• Any symbol representing a secessionist cause should not be displayed by any citizen or state/local government because it is their moral inclination to patriotism.

    The soldiers fighting under the Confederate Battle Flag killed more than 300,000 United States soldiers. This is more than the Japanese or Germans or Native tribes had killed. Displaying any of symbols that represented these groups' causes at the time of war would now be regarded as offensive and would be undermining the sovereignty of the United States.

    The Confederate Battle flag was only made after the civil war's initial start and was used for only four years. To say it represents southern pride as opposed to militancy and secessionism is dishonest. One may argue that they view the symbol in their own way, but certainly, they would not say that the same thing about a swastika. Symbols are language and language is used to convey meaning to others, not for one's personal reflection. While some words or symbols have different meanings in different societies (swastika in Buddhism, native animism, or the v or 'peace' sign in commonwealth nations) but the South went through the Civil War on the premise of fighting for an unjust cause* and is not an isolated society from the United States. The Confederate Flag has the same meaning omnilocationally in the United States.

    *if you would like to bring this claim into question, I would require more time, but that would be rabbit trailing from this topic

    Thank you, this is my first post

  • No monument of flag should be changed or removed based on false ideas about "Political Correctness"

    The Civil War was fought to prevent a splintering of the US and prevent constant warfare between states such as happening constantly in the Middle East and area around Russia.

    Slavery was doomed to end no matter what happened in the Civil War. The north and other countries would have used economic leverage, such as sanctions, to force any states allowing slavery to end its practice.
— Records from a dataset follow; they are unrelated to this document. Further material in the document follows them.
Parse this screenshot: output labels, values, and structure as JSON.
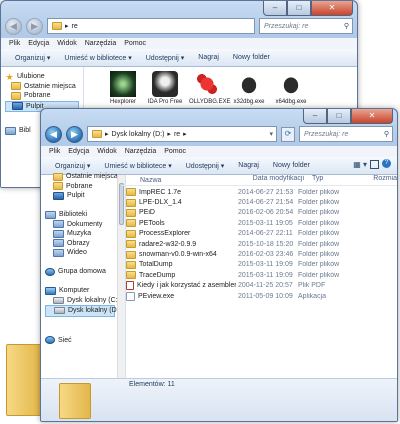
{
  "back_window": {
    "address": "re",
    "search_placeholder": "Przeszukaj: re",
    "menu": [
      "Plik",
      "Edycja",
      "Widok",
      "Narzędzia",
      "Pomoc"
    ],
    "toolbar": [
      "Organizuj ▾",
      "Umieść w bibliotece ▾",
      "Udostępnij ▾",
      "Nagraj",
      "Nowy folder"
    ],
    "nav": [
      "Ulubione",
      "Ostatnie miejsca",
      "Pobrane",
      "Pulpit",
      "Bibl"
    ],
    "icons": [
      "Hexplorer",
      "IDA Pro Free",
      "OLLYDBG.EXE",
      "x32dbg.exe",
      "x64dbg.exe"
    ]
  },
  "front_window": {
    "address_parts": [
      "Dysk lokalny (D:)",
      "re"
    ],
    "search_placeholder": "Przeszukaj: re",
    "menu": [
      "Plik",
      "Edycja",
      "Widok",
      "Narzędzia",
      "Pomoc"
    ],
    "toolbar": [
      "Organizuj ▾",
      "Umieść w bibliotece ▾",
      "Udostępnij ▾",
      "Nagraj",
      "Nowy folder"
    ],
    "columns": [
      "Nazwa",
      "Data modyfikacji",
      "Typ",
      "Rozmiar"
    ],
    "files": [
      {
        "name": "ImpREC 1.7e",
        "date": "2014-06-27 21:53",
        "type": "Folder plików",
        "icon": "folder-icon"
      },
      {
        "name": "LPE-DLX_1.4",
        "date": "2014-06-27 21:54",
        "type": "Folder plików",
        "icon": "folder-icon"
      },
      {
        "name": "PEiD",
        "date": "2016-02-06 20:54",
        "type": "Folder plików",
        "icon": "folder-icon"
      },
      {
        "name": "PETools",
        "date": "2015-03-11 19:05",
        "type": "Folder plików",
        "icon": "folder-icon"
      },
      {
        "name": "ProcessExplorer",
        "date": "2014-06-27 22:11",
        "type": "Folder plików",
        "icon": "folder-icon"
      },
      {
        "name": "radare2-w32-0.9.9",
        "date": "2015-10-18 15:20",
        "type": "Folder plików",
        "icon": "folder-icon"
      },
      {
        "name": "snowman-v0.0.9-win-x64",
        "date": "2016-02-03 23:46",
        "type": "Folder plików",
        "icon": "folder-icon"
      },
      {
        "name": "TotalDump",
        "date": "2015-03-11 19:09",
        "type": "Folder plików",
        "icon": "folder-icon"
      },
      {
        "name": "TraceDump",
        "date": "2015-03-11 19:09",
        "type": "Folder plików",
        "icon": "folder-icon"
      },
      {
        "name": "Kiedy i jak korzystać z asemblera.pdf",
        "date": "2004-11-25 20:57",
        "type": "Plik PDF",
        "icon": "pdf-icon"
      },
      {
        "name": "PEview.exe",
        "date": "2011-05-09 10:09",
        "type": "Aplikacja",
        "icon": "exe-icon"
      }
    ],
    "nav": [
      {
        "label": "Ostatnie miejsca",
        "icon": "folder-icon",
        "indent": 1
      },
      {
        "label": "Pobrane",
        "icon": "folder-icon",
        "indent": 1
      },
      {
        "label": "Pulpit",
        "icon": "desktop-icon",
        "indent": 1
      },
      {
        "label": "",
        "icon": "",
        "indent": 0
      },
      {
        "label": "Biblioteki",
        "icon": "library-icon",
        "indent": 0
      },
      {
        "label": "Dokumenty",
        "icon": "library-icon",
        "indent": 1
      },
      {
        "label": "Muzyka",
        "icon": "library-icon",
        "indent": 1
      },
      {
        "label": "Obrazy",
        "icon": "library-icon",
        "indent": 1
      },
      {
        "label": "Wideo",
        "icon": "library-icon",
        "indent": 1
      },
      {
        "label": "",
        "icon": "",
        "indent": 0
      },
      {
        "label": "Grupa domowa",
        "icon": "homegroup-icon",
        "indent": 0
      },
      {
        "label": "",
        "icon": "",
        "indent": 0
      },
      {
        "label": "Komputer",
        "icon": "computer-icon",
        "indent": 0
      },
      {
        "label": "Dysk lokalny (C:)",
        "icon": "drive-icon",
        "indent": 1
      },
      {
        "label": "Dysk lokalny (D:)",
        "icon": "drive-icon",
        "indent": 1,
        "selected": true
      },
      {
        "label": "",
        "icon": "",
        "indent": 0
      },
      {
        "label": "",
        "icon": "",
        "indent": 0
      },
      {
        "label": "Sieć",
        "icon": "network-icon",
        "indent": 0
      }
    ],
    "status": "Elementów: 11"
  }
}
    The true ideals of the Confederacy were that individual states should have the right to govern and act independently of the federal government.

  • It should not.

    I don't believe the argument is wether or not it should change so much as wether or not they should remove the rebel battle flag from it. To that I'd say no. Despite what the modern day ku Klux Klan, liberalism, and of course common core would like you to believe, the City confederate battle flag of the army of northern Virginia is not a racist flag.
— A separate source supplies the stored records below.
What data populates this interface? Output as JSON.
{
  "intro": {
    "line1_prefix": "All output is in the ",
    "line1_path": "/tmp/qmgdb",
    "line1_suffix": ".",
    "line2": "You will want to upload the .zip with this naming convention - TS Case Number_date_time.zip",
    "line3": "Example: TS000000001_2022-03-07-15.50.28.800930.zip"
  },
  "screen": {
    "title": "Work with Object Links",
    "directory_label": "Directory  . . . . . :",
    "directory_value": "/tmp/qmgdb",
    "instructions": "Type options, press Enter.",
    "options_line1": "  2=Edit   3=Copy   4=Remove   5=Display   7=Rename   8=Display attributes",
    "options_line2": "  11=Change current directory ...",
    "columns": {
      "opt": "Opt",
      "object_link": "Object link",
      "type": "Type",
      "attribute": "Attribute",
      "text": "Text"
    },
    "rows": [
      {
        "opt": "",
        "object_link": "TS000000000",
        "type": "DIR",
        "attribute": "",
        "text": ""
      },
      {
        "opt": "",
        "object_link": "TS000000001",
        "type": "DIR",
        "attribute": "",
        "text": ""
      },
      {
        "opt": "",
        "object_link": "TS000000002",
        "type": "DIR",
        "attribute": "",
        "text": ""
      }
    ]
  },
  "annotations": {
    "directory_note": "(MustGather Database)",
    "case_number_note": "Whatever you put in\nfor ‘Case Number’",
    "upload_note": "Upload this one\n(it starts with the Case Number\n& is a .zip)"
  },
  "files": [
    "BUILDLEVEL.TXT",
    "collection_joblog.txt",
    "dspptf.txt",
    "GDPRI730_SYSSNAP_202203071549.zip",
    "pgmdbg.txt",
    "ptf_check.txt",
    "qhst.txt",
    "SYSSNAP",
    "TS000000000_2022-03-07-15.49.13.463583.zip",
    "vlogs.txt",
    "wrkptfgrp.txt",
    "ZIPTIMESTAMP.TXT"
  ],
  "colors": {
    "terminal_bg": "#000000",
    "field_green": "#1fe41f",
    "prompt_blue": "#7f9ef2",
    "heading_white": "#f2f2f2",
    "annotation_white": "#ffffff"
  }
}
    Throughout its ussage it was used as a symbol of southern pride, rebellion against oppressive government, and family. Less than 7% of southerners were slave owners, and the majority who fought in the civil war fought against the taxation of the south (as well as unequal representation) and for the protection of their families and their land.
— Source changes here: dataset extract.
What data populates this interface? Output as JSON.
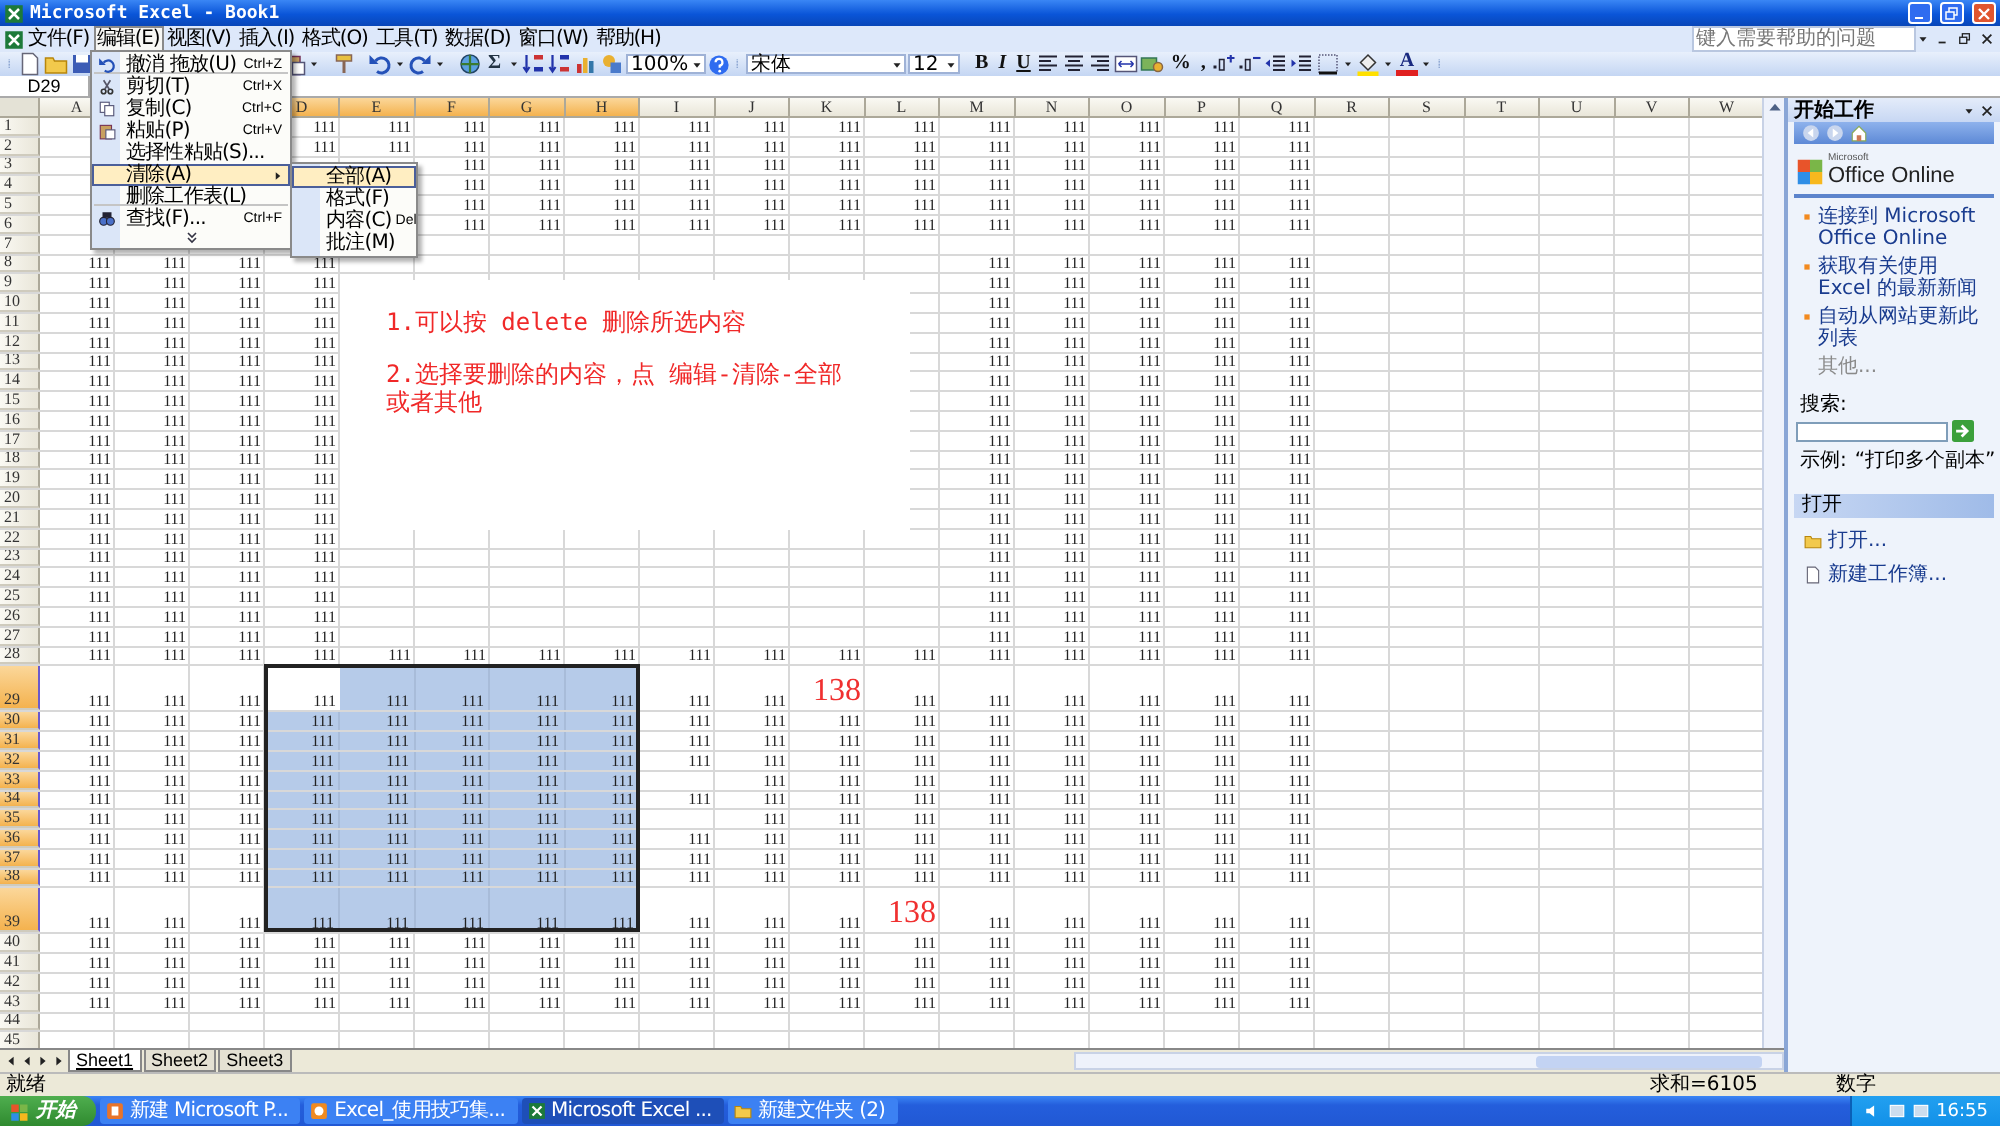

    As for the argument against the civil rights era use of the battle flag, yes, it WAS used by the Klan and neo Nazis. However, civil rights activists and republicans of this era also used it. It was used overwhelmingly in the south, as a symbol of southern pride. Even today the Klan claims that the American flag (which I needn't say has committed far more racism than any battle flag) as their official symbol.

    Something that needs to be remembered is that this flag was also used during the world war eras. Southern soldiers would place it in their vehicles, helmets, and tanks. This trend actually continued well into the early 80s before people began to associate the flag itself with racism, oppression, and slavery (which by the way ended in America when Delaware made slavery in its states illegal, not with any proclamation made by Lincoln. Who himself owned slaves).

    The fact remains today that although a small few may use the flag as a symbol of hatred, the vast majority who use this flag do so out of the pride of the south and for the honor of their ancestors.